Fear No Empire – ‘Fear No Empire’

By Gem Rogers

Probably the last thing anyone expected from 2020 was for the worlds of political protest music and Zebrahead to collide – but it’s been a funny old year and, well, here we are. Bringing in Dan Palmer’s Death By Stereo bandmate and drummer Mike Cambra, half of the notoriously daft and eternally popular punk/rap/rock/ska band (vocalist/guitarist Matty Lewis is notably absent) have created Fear No Empire, a supergroup of sorts, borne out of the civil and social unrest that has permeated the last six months. Together they’ve crafted a six track self-titled EP in the hope of addressing these injustices, attacking it with all the fire and fury it rightly deserves.

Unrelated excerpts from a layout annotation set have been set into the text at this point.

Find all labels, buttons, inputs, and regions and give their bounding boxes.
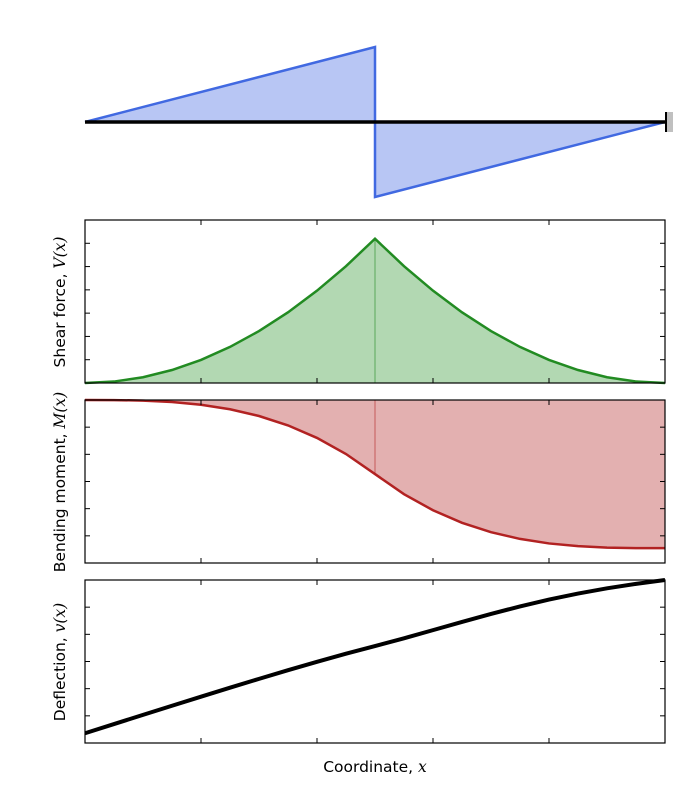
deflection-curve-line	[84, 578, 666, 736]
bending-moment-ylabel: Bending moment, M(x)	[51, 392, 69, 572]
deflection-ylabel: Deflection, v(x)	[51, 603, 69, 721]
distributed-load-panel	[84, 45, 673, 199]
moment-axes-frame	[84, 399, 666, 564]
shear-axes-frame	[84, 219, 666, 384]
bending-moment-panel	[84, 398, 666, 564]
moment-curve-line	[84, 398, 666, 550]
shear-curve-line	[84, 237, 666, 385]
shear-force-ylabel: Shear force, V(x)	[51, 237, 69, 368]
coordinate-xlabel: Coordinate, x	[323, 758, 427, 776]
deflection-axes-frame	[84, 579, 666, 744]
shear-force-panel	[84, 219, 666, 385]
fixed-support	[665, 112, 673, 132]
deflection-panel	[84, 578, 666, 744]
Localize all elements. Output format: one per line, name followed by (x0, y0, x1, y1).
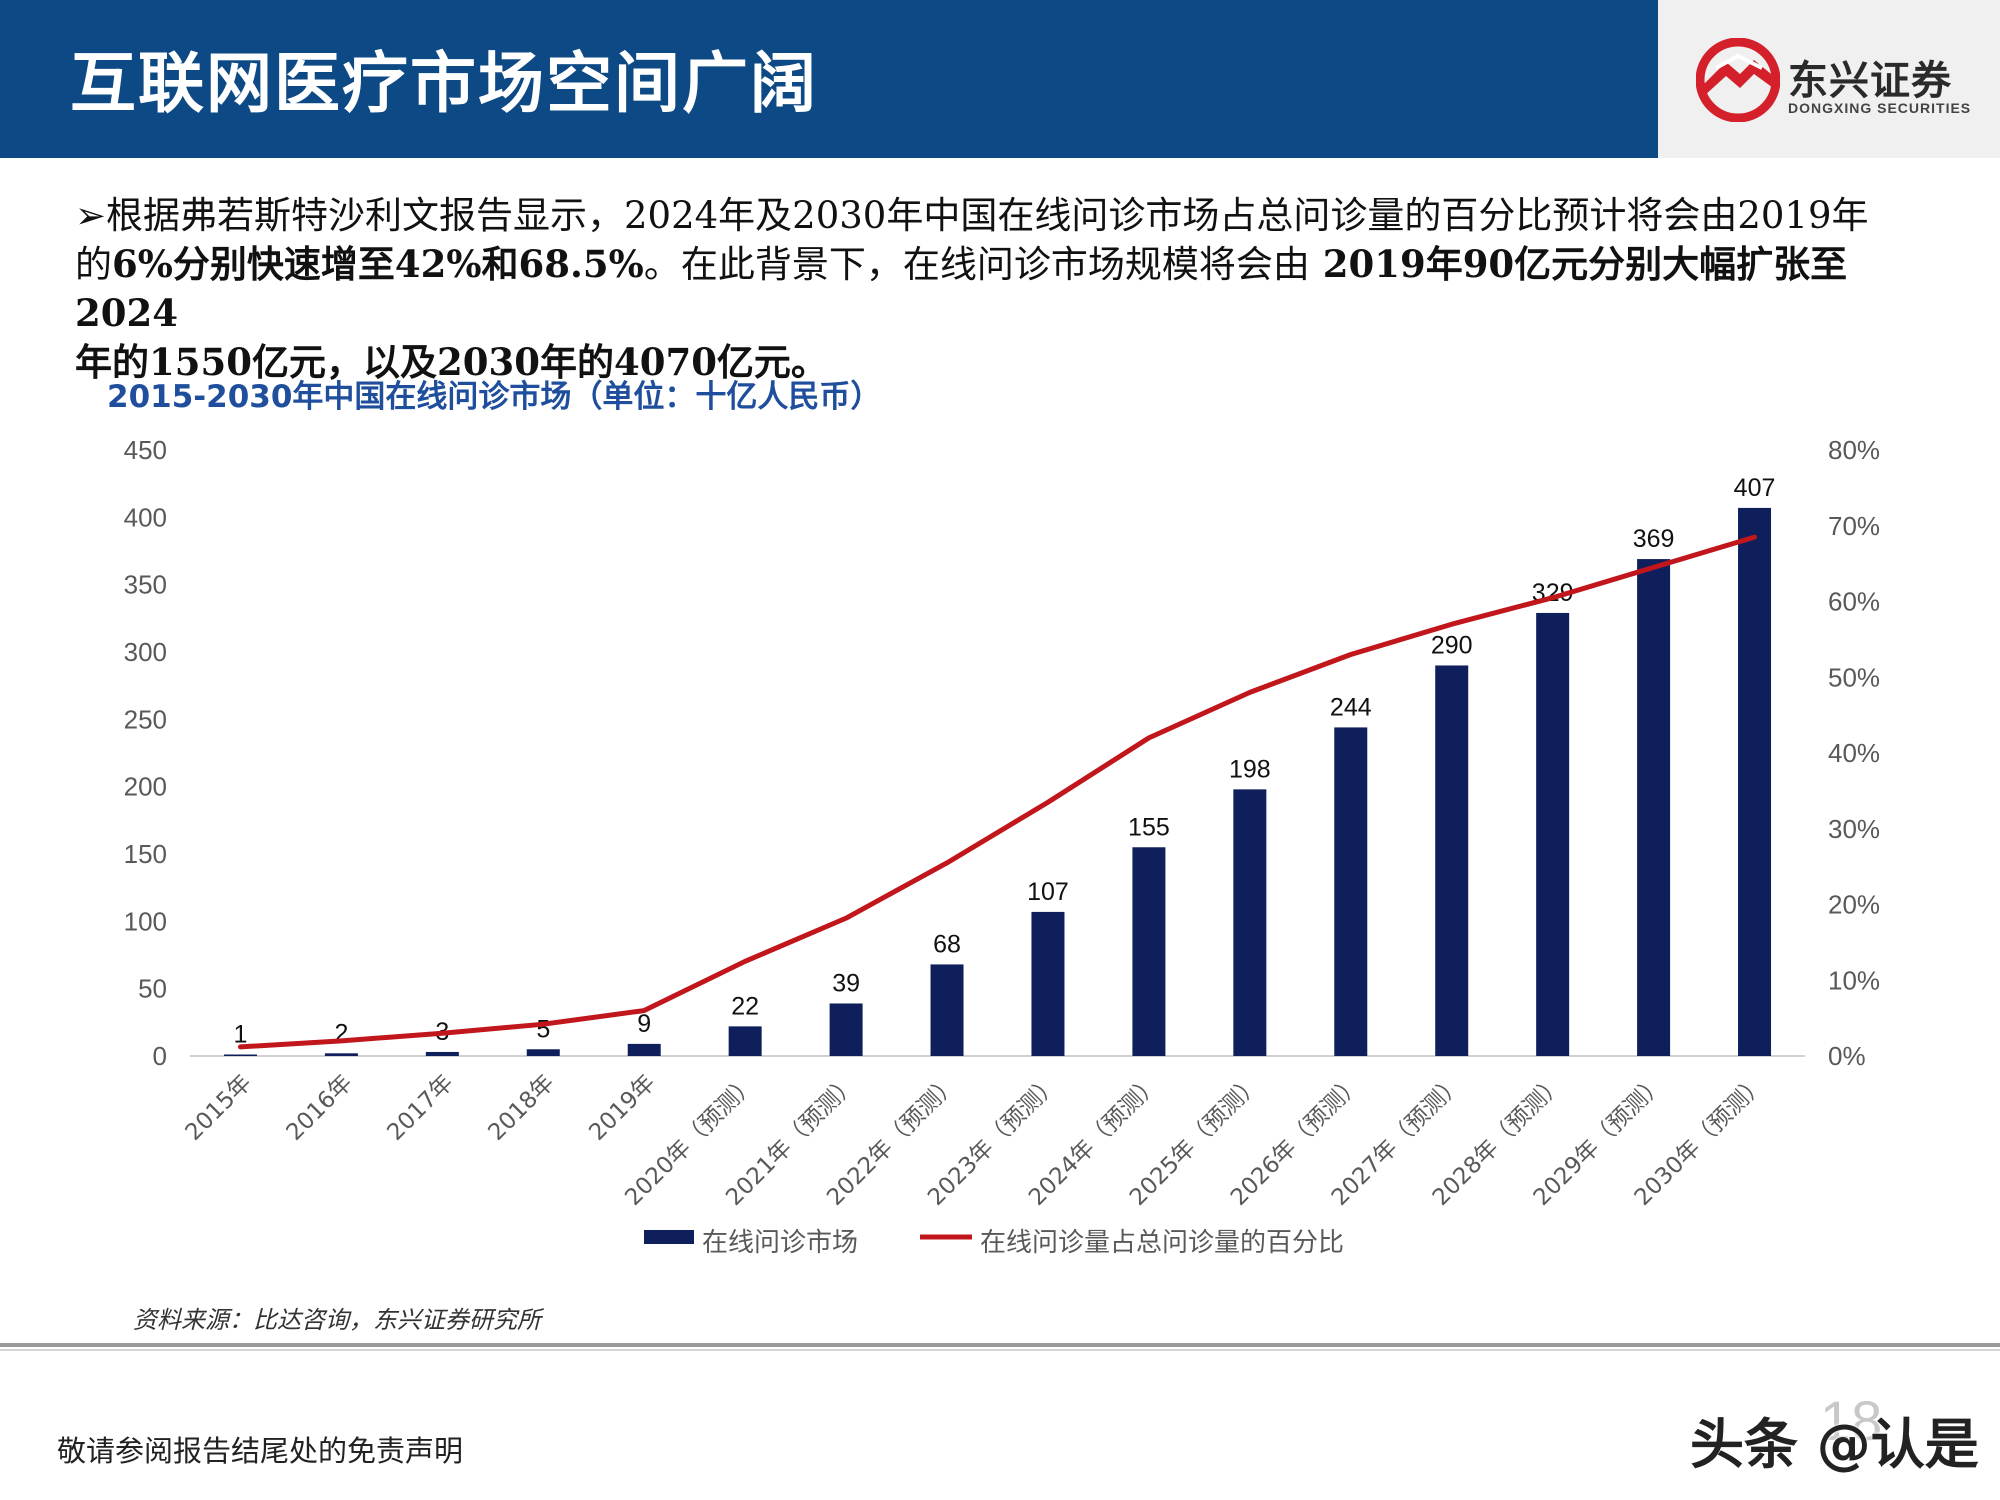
y2-axis-tick-label: 50% (1828, 662, 1880, 692)
logo-text-cn: 东兴证券 (1788, 58, 1952, 104)
bar (526, 1049, 560, 1056)
y-axis-tick-label: 250 (124, 704, 167, 734)
logo-area: 东兴证券 DONGXING SECURITIES (1658, 0, 2000, 158)
logo-text-en: DONGXING SECURITIES (1788, 100, 1972, 116)
bar (627, 1043, 661, 1056)
footer-divider (0, 1343, 2000, 1347)
intro-line-2-b: 6%分别快速增至42%和68.5% (112, 242, 644, 286)
bar (1637, 559, 1671, 1056)
intro-line-2-c: 。在此背景下，在线问诊市场规模将会由 (643, 243, 1310, 286)
intro-paragraph: ➢根据弗若斯特沙利文报告显示，2024年及2030年中国在线问诊市场占总问诊量的… (75, 192, 1915, 387)
bar (1031, 911, 1065, 1056)
bar (930, 964, 964, 1056)
bar (425, 1051, 459, 1056)
x-axis-tick-label: 2019年 (584, 1070, 660, 1146)
bar-data-label: 68 (933, 930, 961, 958)
y2-axis-tick-label: 80% (1828, 435, 1880, 465)
x-axis-tick-label: 2018年 (483, 1070, 559, 1146)
bar (728, 1026, 762, 1056)
intro-line-2: 的6%分别快速增至42%和68.5%。在此背景下，在线问诊市场规模将会由 201… (75, 240, 1915, 338)
watermark-text: 头条 @认是 (1690, 1413, 1979, 1476)
dongxing-logo-icon (1696, 38, 1780, 122)
bar-data-label: 39 (832, 969, 860, 997)
x-axis-tick-label: 2017年 (383, 1070, 459, 1146)
page-number: 18 (1820, 1389, 1883, 1452)
page-title: 互联网医疗市场空间广阔 (70, 45, 818, 122)
legend-label-bar: 在线问诊市场 (702, 1228, 858, 1258)
y-axis-tick-label: 200 (124, 772, 167, 802)
intro-line-2-d: 2019年90亿元分别大幅扩张至2024 (75, 242, 1848, 335)
y-axis-tick-label: 350 (124, 570, 167, 600)
y-axis-tick-label: 300 (124, 637, 167, 667)
chart-title: 2015-2030年中国在线问诊市场（单位：十亿人民币） (107, 379, 882, 415)
bar-data-label: 1 (234, 1021, 248, 1049)
bar-data-label: 155 (1128, 813, 1170, 841)
y2-axis-tick-label: 70% (1828, 511, 1880, 541)
intro-line-2-a: 的 (75, 243, 112, 286)
bar (1334, 727, 1368, 1056)
x-axis-tick-label: 2016年 (282, 1070, 358, 1146)
bar-data-label: 290 (1431, 631, 1473, 659)
footer-divider-light (0, 1349, 2000, 1351)
y-axis-tick-label: 100 (124, 906, 167, 936)
bar-data-label: 22 (731, 992, 759, 1020)
y2-axis-tick-label: 20% (1828, 890, 1880, 920)
y-axis-tick-label: 400 (124, 502, 167, 532)
bar-data-label: 369 (1633, 525, 1675, 553)
header-bar: 互联网医疗市场空间广阔 (0, 0, 1658, 158)
intro-line-1: ➢根据弗若斯特沙利文报告显示，2024年及2030年中国在线问诊市场占总问诊量的… (75, 194, 1869, 237)
y-axis-tick-label: 50 (138, 974, 167, 1004)
legend-swatch-bar (644, 1230, 694, 1244)
bar (1536, 612, 1570, 1056)
bar (829, 1003, 863, 1056)
bar (1233, 789, 1267, 1056)
bar-data-label: 107 (1027, 878, 1069, 906)
y2-axis-tick-label: 0% (1828, 1041, 1866, 1071)
legend-label-line: 在线问诊量占总问诊量的百分比 (980, 1228, 1344, 1258)
y2-axis-tick-label: 60% (1828, 587, 1880, 617)
bar (324, 1053, 358, 1056)
y-axis-tick-label: 0 (153, 1041, 167, 1071)
bar (223, 1054, 257, 1056)
combo-chart: 0 50 100 150 200 250 300 350 400 450 0% 10% 20% 30% 40… (124, 435, 1880, 1258)
bar (1132, 847, 1166, 1056)
intro-line-3-text: 年的1550亿元，以及2030年的4070亿元。 (75, 340, 828, 384)
source-note: 资料来源：比达咨询，东兴证券研究所 (133, 1306, 541, 1334)
bar (1435, 665, 1469, 1056)
y-axis-tick-label: 150 (124, 839, 167, 869)
y2-axis-tick-label: 10% (1828, 965, 1880, 995)
bar-data-label: 198 (1229, 755, 1271, 783)
bar-data-label: 9 (637, 1010, 651, 1038)
bar-data-label: 5 (536, 1015, 550, 1043)
y2-axis-tick-label: 30% (1828, 814, 1880, 844)
percentage-line (237, 534, 1758, 1050)
y-axis-tick-label: 450 (124, 435, 167, 465)
y2-axis-tick-label: 40% (1828, 738, 1880, 768)
disclaimer-text: 敬请参阅报告结尾处的免责声明 (57, 1434, 464, 1468)
bar-data-label: 407 (1734, 474, 1776, 502)
x-axis-tick-label: 2015年 (181, 1070, 257, 1146)
bar (1738, 507, 1772, 1056)
bar-data-label: 244 (1330, 693, 1372, 721)
intro-line-3: 年的1550亿元，以及2030年的4070亿元。 (75, 338, 1915, 387)
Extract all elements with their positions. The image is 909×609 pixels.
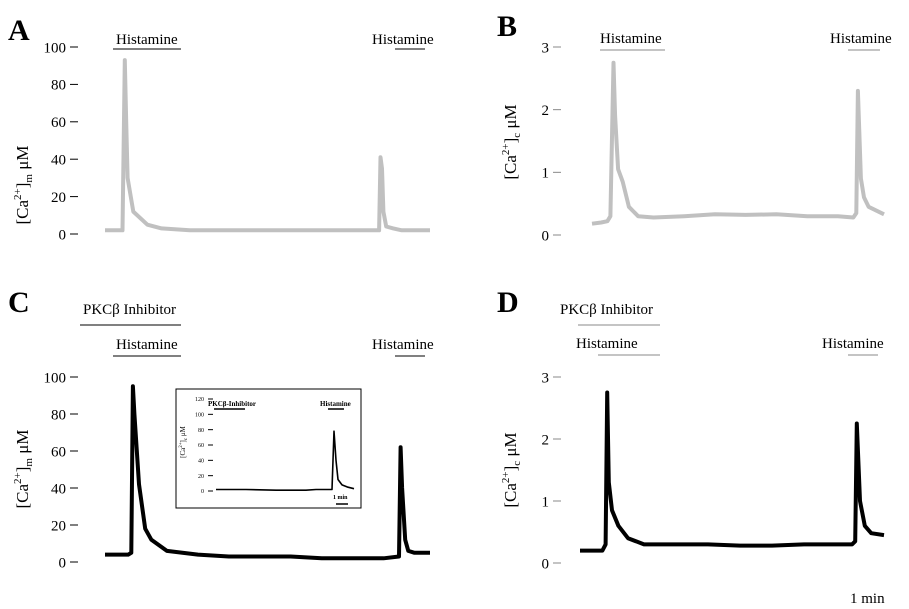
inset-y-label-main: [Ca — [179, 447, 187, 458]
calcium-trace — [591, 60, 885, 226]
inset-y-axis-label: [Ca2+]c μM — [179, 425, 189, 458]
y-tick-label: 100 — [44, 40, 67, 56]
y-label-sub: c — [511, 133, 523, 138]
y-label-unit: μM — [501, 104, 520, 128]
y-label-sup: 2+ — [12, 472, 24, 484]
y-tick-label: 60 — [51, 115, 66, 131]
y-tick-label: 3 — [542, 370, 550, 386]
y-axis-label: [Ca2+]c μM — [500, 432, 523, 507]
y-tick-label: 40 — [51, 481, 66, 497]
inset-treatment-label: Histamine — [320, 400, 351, 408]
panel-d: D PKCβ Inhibitor Histamine Histamine [Ca… — [497, 286, 885, 607]
y-tick-label: 0 — [59, 227, 67, 243]
treatment-label: Histamine — [576, 336, 638, 352]
inset-chart: PKCβ-Inhibitor Histamine [Ca2+]c μM 0 20 4… — [175, 388, 362, 509]
treatment-label: PKCβ Inhibitor — [83, 302, 176, 318]
calcium-trace — [580, 390, 885, 553]
panel-letter-d: D — [497, 286, 519, 319]
y-ticks: 0 1 2 3 — [542, 370, 561, 572]
y-label-unit: μM — [13, 430, 32, 454]
y-label-unit: μM — [501, 432, 520, 456]
y-tick-label: 1 — [542, 494, 550, 510]
inset-treatment-label: PKCβ-Inhibitor — [208, 400, 256, 408]
y-label-main: [Ca — [501, 483, 520, 508]
y-label-sub: m — [23, 174, 35, 183]
treatment-label: Histamine — [372, 337, 434, 353]
svg-text:[Ca2+]c μM: [Ca2+]c μM — [179, 425, 189, 458]
y-tick-label: 100 — [44, 370, 67, 386]
inset-scale-label: 1 min — [333, 495, 348, 501]
treatment-label: Histamine — [822, 336, 884, 352]
panel-letter-c: C — [8, 286, 30, 319]
treatment-label: Histamine — [116, 337, 178, 353]
svg-text:[Ca2+]m μM: [Ca2+]m μM — [12, 430, 35, 509]
inset-y-label-sup: 2+ — [179, 442, 184, 448]
y-tick-label: 40 — [51, 152, 66, 168]
y-axis-label: [Ca2+]m μM — [12, 430, 35, 509]
scale-bar-label: 1 min — [850, 591, 885, 607]
y-axis-label: [Ca2+]c μM — [500, 104, 523, 179]
treatment-label: Histamine — [372, 32, 434, 48]
y-tick-label: 100 — [195, 412, 204, 418]
y-tick-label: 60 — [198, 443, 204, 449]
y-tick-label: 0 — [542, 556, 550, 572]
panel-a: A Histamine Histamine [Ca2+]m μM 0 20 40 60… — [8, 14, 434, 243]
y-axis-label: [Ca2+]m μM — [12, 146, 35, 225]
y-tick-label: 120 — [195, 397, 204, 403]
panel-letter-a: A — [8, 14, 30, 47]
y-tick-label: 20 — [51, 518, 66, 534]
y-tick-label: 20 — [198, 474, 204, 480]
y-tick-label: 80 — [198, 428, 204, 434]
y-label-sub: m — [23, 458, 35, 467]
calcium-trace — [105, 384, 430, 561]
treatment-label: PKCβ Inhibitor — [560, 302, 653, 318]
y-tick-label: 0 — [201, 489, 204, 495]
treatment-label: Histamine — [116, 32, 178, 48]
y-tick-label: 0 — [542, 228, 550, 244]
treatment-label: Histamine — [600, 31, 662, 47]
y-tick-label: 80 — [51, 407, 66, 423]
y-tick-label: 2 — [542, 432, 550, 448]
svg-text:[Ca2+]c μM: [Ca2+]c μM — [500, 432, 523, 507]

This is, in effect, Zebrahead goes Rage Against The Machine, and if that sentence fills you with horror, then… well, fair enough. It’s not quite something we were anticipating writing either, but it’s also probably not quite what you think and, in a way, that’s sort of the problem. It’s all too often a cheap tribute to the masters of protest, finding its place musically but struggling to grasp the depth of more modern bands like Fever 333. Second track ‘Amplifier’ is pure Rage riffs that are undeniably enjoyable, but alongside a slightly jarring pronunciation of ‘bourgeoisie’ are clumsy rhymes and tired ideas that never really do more than scratch the surface.

One of the biggest issues is that this is an EP that tries incredibly hard to make salient and symbolic statements, and then sort of gives up halfway in order to scream “wear a fucking mask, you dumb fuck” (‘Super Spreader’). Entertaining enough, but it leaves you wondering just how seriously they’re actually taking their subject matter as they lapse into more their familiar Zebrahead approach. You can feel what they’re striving for here, but they don’t quite achieve their goal, and it’s a shame; musically, they have the chops to make this work. They’re no strangers to hip-hop – the work of Dan Palmer on guitar consistently hits the mark throughout, vocalist Ali Tabatabaee is as snappy as ever, and there’s no doubt that this EP has been motivated by sincere and powerful intentions – but perhaps in their haste to make a statement, the end result has fallen short, ultimately feeling hollow and forgettable.

If you’re already a fan of Zebrahead with a taste for a dash of rebellion, this is a release you won’t want to miss. For the rest of us? It’s worth a listen, and the topics addressed are certainly more than worth your time – just don’t expect these to be the songs that fuel your revolution.